Il cligna rapidement des paupières, forçant son regard à se focaliser au plus vite sur son environnement. Ce qu'il identifia tout d'abord fut le dos d'une femme aux cheveux attachés, qui sortait de la pièce. Il supposa qu'elle était celle qui l'avait accompagné tout au long du voyage et que c'était elle qui avait pris l'initiative de retirer le sac qui masquait sa vue et entravait sa respiration.
Ses poumons aussi brûlèrent d'ailleurs quand l'oxygène y afflua de nouveau et Hux sentit sa tête tourner pendant quelques secondes.

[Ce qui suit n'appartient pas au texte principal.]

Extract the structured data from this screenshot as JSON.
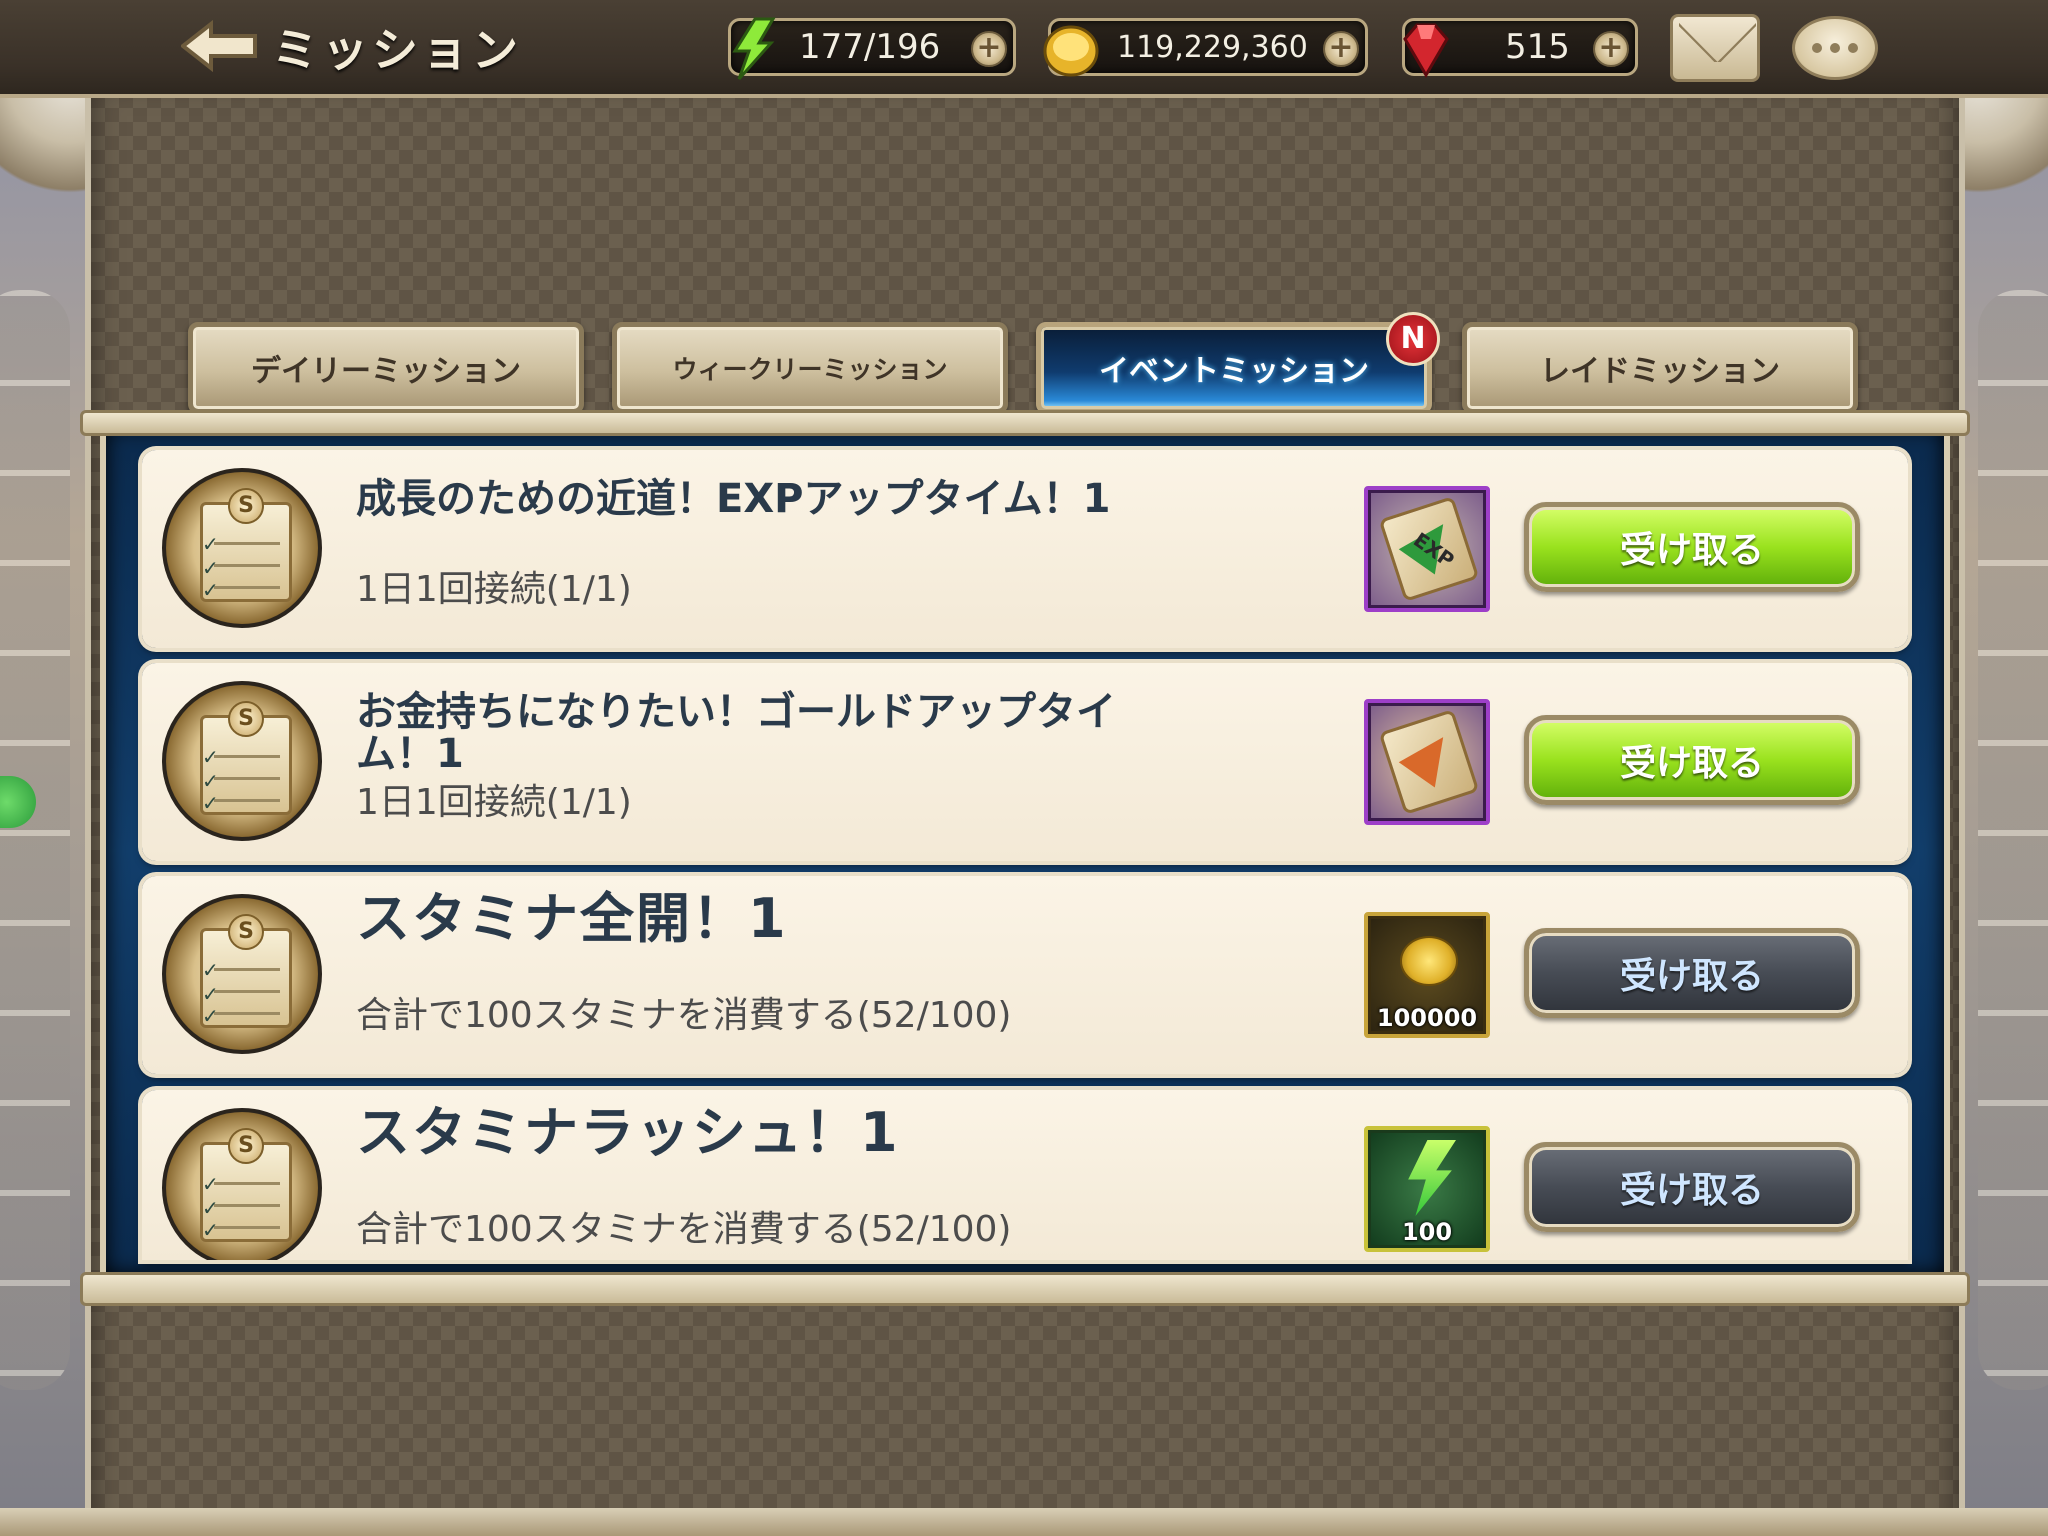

Il serra les dents, se forçant à demeurer immobile.
La lourde porte de métal se referma avec son grincement sinistre derrière la femme, sa serrure antique claquant dans le silence de la cellule.
Quand après quelques secondes, il parvint à retrouver le contrôle de son corps, Hux regarda autour de lui. Il était seul, bien évidemment. Un prisonnier de son rang n'était pas jeté dans une fosse commune avec des grouillots de bas étage. Et l'endroit où on l'avait enfermé était étonnamment propre.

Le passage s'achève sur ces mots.